Do the UV-C Upper Room Unit move air in the space where installed?

No, they do not. They take advantage of the natural air flow in the room due to convection, people moving in the space, as well as the HVAC system.

What is Air Changes per Hour (ACH) and what does it have to do with upper air fixtures if they don’t move the air?

Air Change per Hour (ACH) is a measure of how many times the air within a defined space is replaced. Indoor Air Quality (IAQ) can directly improve by increasing the ACH with an HVAC system. Most commercial applications deliver 3-4 ACH. Recommendations from CDC are to deliver 6–10 ACH for optimal IAQ. With an HVAC system, 6 ACH is considered uncomfortable and above 10 is loud and windy. Our fixtures disinfect the air and increase the effective ACH (eACH) in a space without increasing the air flow in the room. Using these products, the eACH can reach up to 18, which has demonstrated 80% reduction in the spread of tuberculosis. [1] Mphahlele.M. et al (2015) Institutional Tuberculosis Transmission: Controlled trial of upper room ultraviolet air disinfection – A basis for new dosing guideline. [2] Interpolated data. [3] Adapted from CDC (1994). Guidelines for preventing the transmission of Mycobacterium tuberculosis in health care facilities. MMWR 1994; 43 (RR- 13): 1-32.

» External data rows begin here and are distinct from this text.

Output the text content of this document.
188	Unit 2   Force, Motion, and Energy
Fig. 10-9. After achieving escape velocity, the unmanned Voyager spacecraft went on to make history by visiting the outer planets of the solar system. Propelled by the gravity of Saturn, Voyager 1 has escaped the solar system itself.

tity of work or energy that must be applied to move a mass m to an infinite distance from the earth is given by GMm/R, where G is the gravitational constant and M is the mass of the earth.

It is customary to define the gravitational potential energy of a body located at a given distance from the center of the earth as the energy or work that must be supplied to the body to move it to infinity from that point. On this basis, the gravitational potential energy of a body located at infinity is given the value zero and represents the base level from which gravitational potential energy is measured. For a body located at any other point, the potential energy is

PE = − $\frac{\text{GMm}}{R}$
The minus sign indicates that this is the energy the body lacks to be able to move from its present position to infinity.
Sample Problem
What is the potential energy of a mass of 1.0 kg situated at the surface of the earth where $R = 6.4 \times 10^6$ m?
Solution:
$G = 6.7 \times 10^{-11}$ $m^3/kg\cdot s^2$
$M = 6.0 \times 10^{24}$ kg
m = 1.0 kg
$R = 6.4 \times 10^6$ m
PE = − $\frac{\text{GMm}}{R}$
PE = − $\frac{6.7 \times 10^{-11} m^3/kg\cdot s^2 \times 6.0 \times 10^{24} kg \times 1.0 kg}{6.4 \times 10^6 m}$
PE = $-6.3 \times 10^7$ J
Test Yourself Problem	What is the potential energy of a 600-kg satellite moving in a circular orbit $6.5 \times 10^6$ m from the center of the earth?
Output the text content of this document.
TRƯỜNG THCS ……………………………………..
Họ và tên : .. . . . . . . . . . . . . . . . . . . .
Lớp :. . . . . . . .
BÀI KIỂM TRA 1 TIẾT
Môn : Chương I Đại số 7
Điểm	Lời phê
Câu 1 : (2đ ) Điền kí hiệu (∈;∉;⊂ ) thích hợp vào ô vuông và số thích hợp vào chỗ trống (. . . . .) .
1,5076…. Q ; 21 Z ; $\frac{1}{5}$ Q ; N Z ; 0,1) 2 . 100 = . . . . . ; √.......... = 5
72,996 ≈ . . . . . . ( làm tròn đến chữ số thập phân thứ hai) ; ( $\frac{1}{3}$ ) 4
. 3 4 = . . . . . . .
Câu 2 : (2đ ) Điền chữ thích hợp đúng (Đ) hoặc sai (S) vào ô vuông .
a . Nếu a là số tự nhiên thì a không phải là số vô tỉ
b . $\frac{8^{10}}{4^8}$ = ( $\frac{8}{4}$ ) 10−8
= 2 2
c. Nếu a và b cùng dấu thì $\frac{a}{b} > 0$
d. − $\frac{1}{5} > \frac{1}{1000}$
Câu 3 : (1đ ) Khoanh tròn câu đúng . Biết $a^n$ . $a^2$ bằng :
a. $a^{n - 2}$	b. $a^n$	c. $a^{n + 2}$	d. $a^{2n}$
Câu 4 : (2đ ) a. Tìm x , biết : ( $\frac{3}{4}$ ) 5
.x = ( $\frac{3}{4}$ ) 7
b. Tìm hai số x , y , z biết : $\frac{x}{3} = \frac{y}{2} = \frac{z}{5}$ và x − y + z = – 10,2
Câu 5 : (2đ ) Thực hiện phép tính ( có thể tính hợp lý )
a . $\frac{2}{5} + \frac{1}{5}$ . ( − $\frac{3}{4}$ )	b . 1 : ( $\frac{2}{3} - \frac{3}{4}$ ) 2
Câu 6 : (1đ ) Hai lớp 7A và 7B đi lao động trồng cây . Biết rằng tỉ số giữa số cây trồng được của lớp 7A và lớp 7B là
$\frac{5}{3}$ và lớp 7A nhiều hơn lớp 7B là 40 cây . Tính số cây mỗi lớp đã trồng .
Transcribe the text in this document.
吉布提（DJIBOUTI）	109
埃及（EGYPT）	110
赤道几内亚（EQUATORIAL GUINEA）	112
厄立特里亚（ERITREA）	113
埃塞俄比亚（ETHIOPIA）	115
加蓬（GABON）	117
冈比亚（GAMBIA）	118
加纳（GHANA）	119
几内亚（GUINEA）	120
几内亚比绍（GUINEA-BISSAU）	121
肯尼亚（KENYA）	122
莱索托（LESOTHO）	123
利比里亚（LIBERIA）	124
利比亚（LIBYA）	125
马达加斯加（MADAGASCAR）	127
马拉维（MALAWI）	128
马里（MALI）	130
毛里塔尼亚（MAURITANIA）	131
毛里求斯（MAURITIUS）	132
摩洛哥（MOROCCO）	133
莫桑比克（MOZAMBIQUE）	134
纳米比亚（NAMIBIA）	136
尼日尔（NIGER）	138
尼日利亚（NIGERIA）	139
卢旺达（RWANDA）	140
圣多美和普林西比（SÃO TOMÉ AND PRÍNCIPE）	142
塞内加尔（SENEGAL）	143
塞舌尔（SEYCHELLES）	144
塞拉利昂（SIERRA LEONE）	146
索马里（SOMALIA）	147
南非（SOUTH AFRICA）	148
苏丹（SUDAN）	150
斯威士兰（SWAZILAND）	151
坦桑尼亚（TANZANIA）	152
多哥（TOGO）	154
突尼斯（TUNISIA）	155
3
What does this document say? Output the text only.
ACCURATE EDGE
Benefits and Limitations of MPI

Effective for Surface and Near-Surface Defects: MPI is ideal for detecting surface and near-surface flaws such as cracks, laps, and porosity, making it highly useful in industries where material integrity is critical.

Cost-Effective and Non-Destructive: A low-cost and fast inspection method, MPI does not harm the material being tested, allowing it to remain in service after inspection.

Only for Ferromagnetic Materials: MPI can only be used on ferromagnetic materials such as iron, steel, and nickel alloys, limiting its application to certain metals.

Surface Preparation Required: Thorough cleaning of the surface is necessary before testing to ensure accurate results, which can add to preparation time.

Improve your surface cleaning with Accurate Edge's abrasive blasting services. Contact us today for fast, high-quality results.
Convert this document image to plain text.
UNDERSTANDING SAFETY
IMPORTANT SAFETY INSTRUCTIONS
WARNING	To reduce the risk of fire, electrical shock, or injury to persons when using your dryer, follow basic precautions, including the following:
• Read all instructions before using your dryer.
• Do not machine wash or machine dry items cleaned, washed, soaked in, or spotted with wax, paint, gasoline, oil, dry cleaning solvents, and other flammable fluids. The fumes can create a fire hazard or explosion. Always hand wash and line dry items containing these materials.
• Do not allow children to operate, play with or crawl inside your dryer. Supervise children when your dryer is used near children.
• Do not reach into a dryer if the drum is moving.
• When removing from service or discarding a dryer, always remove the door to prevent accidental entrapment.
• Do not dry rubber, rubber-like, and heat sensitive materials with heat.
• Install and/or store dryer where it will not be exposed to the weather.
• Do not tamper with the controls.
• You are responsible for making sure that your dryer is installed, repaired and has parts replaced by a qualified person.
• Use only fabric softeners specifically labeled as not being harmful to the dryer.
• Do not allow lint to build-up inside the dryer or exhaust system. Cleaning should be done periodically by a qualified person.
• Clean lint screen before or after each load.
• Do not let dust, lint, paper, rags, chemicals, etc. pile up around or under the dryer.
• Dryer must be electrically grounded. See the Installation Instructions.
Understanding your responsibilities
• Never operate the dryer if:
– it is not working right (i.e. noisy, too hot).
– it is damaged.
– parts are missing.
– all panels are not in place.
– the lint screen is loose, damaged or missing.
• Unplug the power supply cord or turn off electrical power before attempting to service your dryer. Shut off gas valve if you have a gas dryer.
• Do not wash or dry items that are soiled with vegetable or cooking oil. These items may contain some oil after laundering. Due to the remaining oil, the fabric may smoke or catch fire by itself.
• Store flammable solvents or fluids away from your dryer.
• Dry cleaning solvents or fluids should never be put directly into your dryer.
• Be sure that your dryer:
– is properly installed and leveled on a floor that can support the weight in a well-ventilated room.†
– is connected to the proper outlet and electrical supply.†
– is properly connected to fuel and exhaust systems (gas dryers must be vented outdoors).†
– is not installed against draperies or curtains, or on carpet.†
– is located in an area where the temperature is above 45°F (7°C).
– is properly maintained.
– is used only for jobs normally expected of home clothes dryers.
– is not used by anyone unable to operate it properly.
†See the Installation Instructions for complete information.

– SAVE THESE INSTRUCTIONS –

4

Are UV-C Upper Air solutions safe?

Exposure to UV-C can cause temporary skin irritation (think sunburn) or eye irritation (think welder’s eye or mild eye sunburn). Our UV-C Upper Air products are optically designed to control the UV-C irradiance and ensure it remains in the space above the occupants. UL 1598 annex L requires the installation to confirm.

Can people be in the room when the UV-C Upper Room products are on?

Absolutely. These products are designed for continuous use in an occupied space.